A alguns “velhos” ouvi de comoção dizerem com lágrimas de enternecimento na voz que a alegria dos rapazes os entusiasmava e electrizava fazendo-os perder a cabeça, e que a custo se continham, para não lançarem mão de um zabumba e saltarem para o meio deles a fundir a sua “velhice” ao fogo entusiasta da sua alegria e juventude.
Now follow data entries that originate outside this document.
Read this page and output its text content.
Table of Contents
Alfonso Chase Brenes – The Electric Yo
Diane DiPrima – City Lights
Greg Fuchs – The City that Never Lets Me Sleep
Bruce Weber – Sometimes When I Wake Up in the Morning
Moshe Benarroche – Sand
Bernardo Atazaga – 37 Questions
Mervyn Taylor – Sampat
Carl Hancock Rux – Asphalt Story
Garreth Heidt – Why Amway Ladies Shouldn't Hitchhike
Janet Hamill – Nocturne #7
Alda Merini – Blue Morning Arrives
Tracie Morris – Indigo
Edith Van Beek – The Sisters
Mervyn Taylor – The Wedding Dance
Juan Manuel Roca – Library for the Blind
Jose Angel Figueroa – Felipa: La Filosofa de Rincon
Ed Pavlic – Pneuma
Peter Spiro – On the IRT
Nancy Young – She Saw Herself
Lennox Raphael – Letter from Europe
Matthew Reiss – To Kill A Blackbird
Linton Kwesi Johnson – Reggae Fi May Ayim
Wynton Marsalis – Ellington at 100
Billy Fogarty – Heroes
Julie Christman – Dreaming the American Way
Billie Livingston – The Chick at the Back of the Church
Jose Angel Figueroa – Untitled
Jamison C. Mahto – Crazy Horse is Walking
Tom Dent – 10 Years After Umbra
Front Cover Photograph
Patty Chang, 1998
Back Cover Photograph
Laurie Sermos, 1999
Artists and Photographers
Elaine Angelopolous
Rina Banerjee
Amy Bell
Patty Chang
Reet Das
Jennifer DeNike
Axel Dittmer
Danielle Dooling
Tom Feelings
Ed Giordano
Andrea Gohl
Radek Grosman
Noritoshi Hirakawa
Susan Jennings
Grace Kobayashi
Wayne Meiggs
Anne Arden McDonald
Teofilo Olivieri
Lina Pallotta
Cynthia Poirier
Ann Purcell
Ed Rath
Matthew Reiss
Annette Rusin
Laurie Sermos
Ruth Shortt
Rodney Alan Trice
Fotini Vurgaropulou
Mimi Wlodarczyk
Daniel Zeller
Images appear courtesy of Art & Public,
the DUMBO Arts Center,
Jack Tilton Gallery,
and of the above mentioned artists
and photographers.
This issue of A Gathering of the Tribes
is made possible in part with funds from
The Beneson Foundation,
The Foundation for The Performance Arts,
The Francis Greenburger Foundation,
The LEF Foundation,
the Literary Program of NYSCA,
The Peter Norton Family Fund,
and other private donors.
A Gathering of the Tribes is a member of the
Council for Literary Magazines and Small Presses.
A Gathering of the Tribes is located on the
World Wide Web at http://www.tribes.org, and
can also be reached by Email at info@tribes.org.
A partir de 1953, assistiu-se a uma progressiva apropriação do Pinheiro pelos Velhos, que se consumou na década seguinte. Quando entrei para o Liceu, no ano lectivo de 1972/73, o Pinheiro já era território sagrado dos velhos: só eles podiam tocar durante o cortejo e os novos não passavam de meros espectadores que esperavam pacientemente a sua hora, que chegava depois do Pinheiro levantado: esse era o momento em que começava a festa dos estudantes, com caixas e bombos passarem para as suas mãos. Só depois do 25 de Abril, com o alargamento e a unificação do ensino secundário, é que o cortejo do Pinheiro se transformou numa manifestação de massas, verdadeiramente democrática, porque aberta a todos, novos e velhos, rapazes e raparigas, de todas as escolas. É esta sua dimensão multitudinária que justifica, em 2021, a necessidade de contenção, para que Guimarães não volte a ser notícia por más razões.

E não venham dizer que, em casos semelhantes, se fez de outra forma. Porque não há casos semelhantes. Nenhum evento é comparável às Festas Nicolinas.

Esta é a noite em que Guimarães não dorme. Assim será, queiram ou não, a noite de 29 para 30 de Novembro de 2021, mesmo sem pinheiro para levantar, porque este ano ele se levantou mais cedo.

Por estes dias, tenho assistido a afirmações e movimentações inauditas, sempre a coberto da defesa da tradição, nomeadamente, os grupos que se formaram nas redes sociais, para promoverem cortejos do Pinheiro alternativos. E eu pergunto, como muitos perguntarão: com que direito? Um dos elementos mais originais das Festas Nicolinas é o serem organizadas por uma comissão composta por estudantes do secundário. E por mais ninguém. As festas serão o que a comissão decidir, mesmo que decida mal, como algumas vezes tem acontecido. Haja respeito pelo trabalho daqueles rapazes.

Também tenho visto defender, como forma de retaliação contra a Câmara, que o Pregão deste ano não seja lido no edifício onde o Município tem a sua sede. Pelos vistos, há quem ache que a tradição de ler o pregão em Santa Clara é uma forma de reverência dos estudantes à Câmara e a quem a dirige. A indignação, quando caldeada com doses substanciais de ignorância, pode servir para umas aparições vistosas no Facebook, mas não é boa conselheira. O Pregão não é lido na Câmara, mas no antigo Liceu de Guimarães, que ali funcionou desde a sua fundação, em 1896, até à mudança, em 1961, para o edifício onde hoje está a Escola Secundária Martins Sarmento. Não o fazer será desrespeitar a tradição e a memória de sucessivas gerações de Nicolinos que por lá passaram.

Esta noite não haverá entrada do Pinheiro na cidade, porque o Pinheiro já entrou. Está resolvido o problema das licenças. Mas haverá festa, porque para a sua festa, os estudantes de Guimarães nunca pediram licença.

Hoje há Pinheiro, com as cautelas possíveis e a irreverência do costume.